Sostituire Gordon Ramsay è un’impresa ardua, e infatti è stato un errore imporre a Carlo Cracco, nella versione italiana di Hell’s Kitchen in onda il giovedì su SkyUno, di “esplodere” come lo chef pluristellato scozzese, solo per mere questioni televisive (così come dichiarato dal diretto interessato). Se non altro perché è evidente che il nostro Ramsay ci tiene a mantenere un atteggiamento molto più equilibrato e meno altezzoso del collega, così come ci ha abituato per anni a Masterchef, fatto di sguardi fulminanti e silenzi tombali piuttosto che di urla e offese a destra e manca.
Così se dal primo – divertente – episodio, sembrava che si volesse puntare più sul reality che sul talent culinario, proprio per sopperire alla “mancanza” di Ramsay e rimediare alle “mancanze” di Cracco, ma anche per marcare le distanze dall’altro cooking show di Sky Uno, dal secondo – con l’apertura del ristorante, peraltro molto più piccolo e meno scenografico di quello statunitense – le premesse sono state in parte smentite.
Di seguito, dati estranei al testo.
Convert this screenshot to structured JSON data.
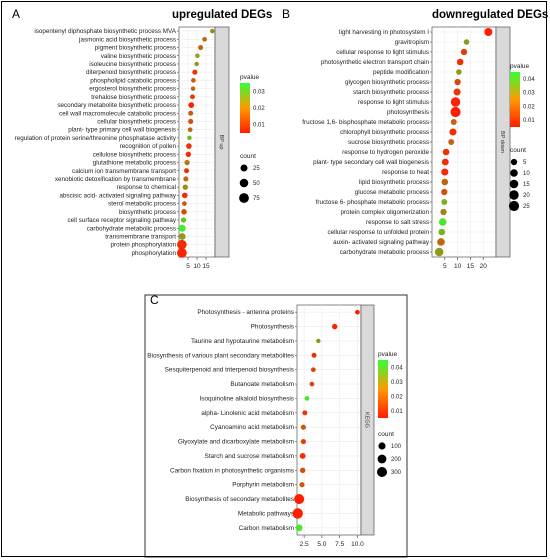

Lo chef di origini venete – che per fisicità rimane un personaggio adeguato – ha infatti conquistato la scena ma è stato fin troppe volte tentato dal prendere ispirazione oltreoceano, risultando inutilmente forzato e poco convincente tra grida, rimproveri e prime cacciate, che – assieme al servizio – hanno messo in secondo piano l’evolversi dei rapporti tra i concorrenti.
Il format, invece, è pressoché identico alla versione originale, come la discreta varietà dei piatti cucinati nei servizi (siamo pur sempre in Italia!), che nella versione statunitense tendono un po’ troppo a ripetersi. Pare inoltre azzeccatissimo, almeno fino ad ora, il cast (qui tutti i concorrenti) che già nei primi due episodi ha fatto faville: c’è della pesante competizione non solo nella squadra delle donne, tutte già contro la povera Amelia, ma anche in quella degli uomini tra cui – dopo il primo disastroso servizio – hanno iniziato a correre fulmini e saette, sia in cucina che nel loft. Il che fa ben sperare per i prossimi episodi.